Incluso si la Casa Revero fue una vez muy influyente durante el auge de su padre cuando manejó su negocio, tanto que el Duque Harvey incluso ofreció un matrimonio arreglado para sus hijos, eso ya no es cierto ahora.
La influencia y riqueza de la Casa Revero disminuyeron enormemente debido a los fracasos de su hermano mayor.
La Familia Ducal no dudaría en arruinarlos ahora, ya que hay otras familias de comerciantes importantes que han surgido aquí y allá.
Ahora, la Familia Revero es solo otro peón desechable entre las muchas familias que apoyan al Duque.
Narcisa acaba de poner a su familia en camino a la muerte.
«¿Debería huir también y salvarme?» Altea se preguntó.
Pero entonces…
—Altea, eres la única que puede salvar a nuestra familia. Sé que siempre podríamos contar contigo. Nuestro negocio se arruinaría y nuestra familia sería erradicada. Todos moriremos a este ritmo —su madre lloró y la abrazó por primera vez en tanto tiempo.
Sintió un calor desconocido que nunca había sentido antes al contacto del cuerpo de otra persona con el suyo.
¿Cuándo fue la última vez que alguien en la familia la abrazó?

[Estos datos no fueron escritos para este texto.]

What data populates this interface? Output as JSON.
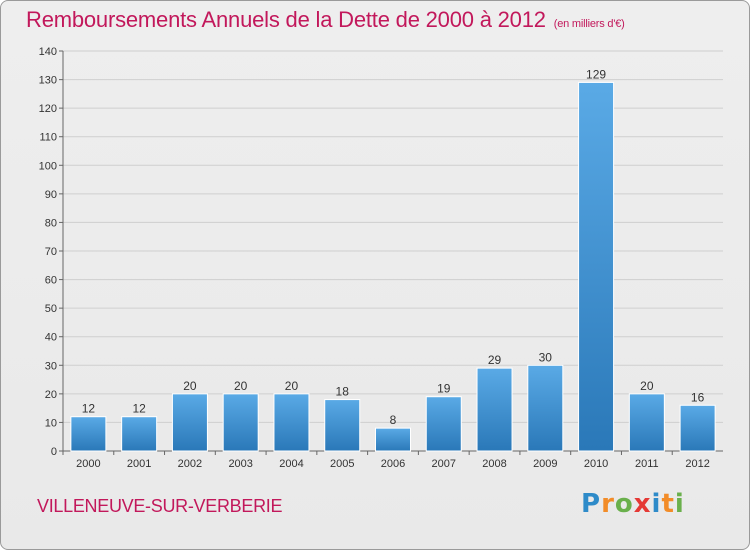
{
  "title": "Remboursements Annuels de la Dette de 2000 à 2012",
  "subtitle": "(en milliers d'€)",
  "commune": "VILLENEUVE-SUR-VERBERIE",
  "logo": {
    "text": "Proxiti",
    "letters": [
      {
        "ch": "P",
        "color": "#2e8bc9"
      },
      {
        "ch": "r",
        "color": "#f28c28"
      },
      {
        "ch": "o",
        "color": "#6ab04c"
      },
      {
        "ch": "x",
        "color": "#e53935"
      },
      {
        "ch": "i",
        "color": "#2e8bc9"
      },
      {
        "ch": "t",
        "color": "#f28c28"
      },
      {
        "ch": "i",
        "color": "#6ab04c"
      }
    ]
  },
  "colors": {
    "bar_top": "#5aaae6",
    "bar_bottom": "#2a78b8",
    "title": "#c2185b",
    "grid": "#cfcfcf"
  },
  "chart_data": {
    "type": "bar",
    "categories": [
      "2000",
      "2001",
      "2002",
      "2003",
      "2004",
      "2005",
      "2006",
      "2007",
      "2008",
      "2009",
      "2010",
      "2011",
      "2012"
    ],
    "values": [
      12,
      12,
      20,
      20,
      20,
      18,
      8,
      19,
      29,
      30,
      129,
      20,
      16
    ],
    "title": "Remboursements Annuels de la Dette de 2000 à 2012",
    "ylim": [
      0,
      140
    ],
    "yticks": [
      0,
      10,
      20,
      30,
      40,
      50,
      60,
      70,
      80,
      90,
      100,
      110,
      120,
      130,
      140
    ],
    "grid": true,
    "data_labels": true
  }
}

—Hija mía, por favor haz este favor por nuestra familia. El Duque Harvey es un hombre orgulloso. No dejaría pasar esto. Altea, tienes que reemplazar a tu hermana y casarte con el Marqués Claudio —su padre le sostuvo la mano mientras decía eso.
¿Cuándo fue la última vez que él la llamó su hija?
¿Cuándo fue la última vez que sostuvo su mano?
¿Cuándo fue parte de esta familia?
Las lágrimas amenazaban con inundar los ojos de Altea.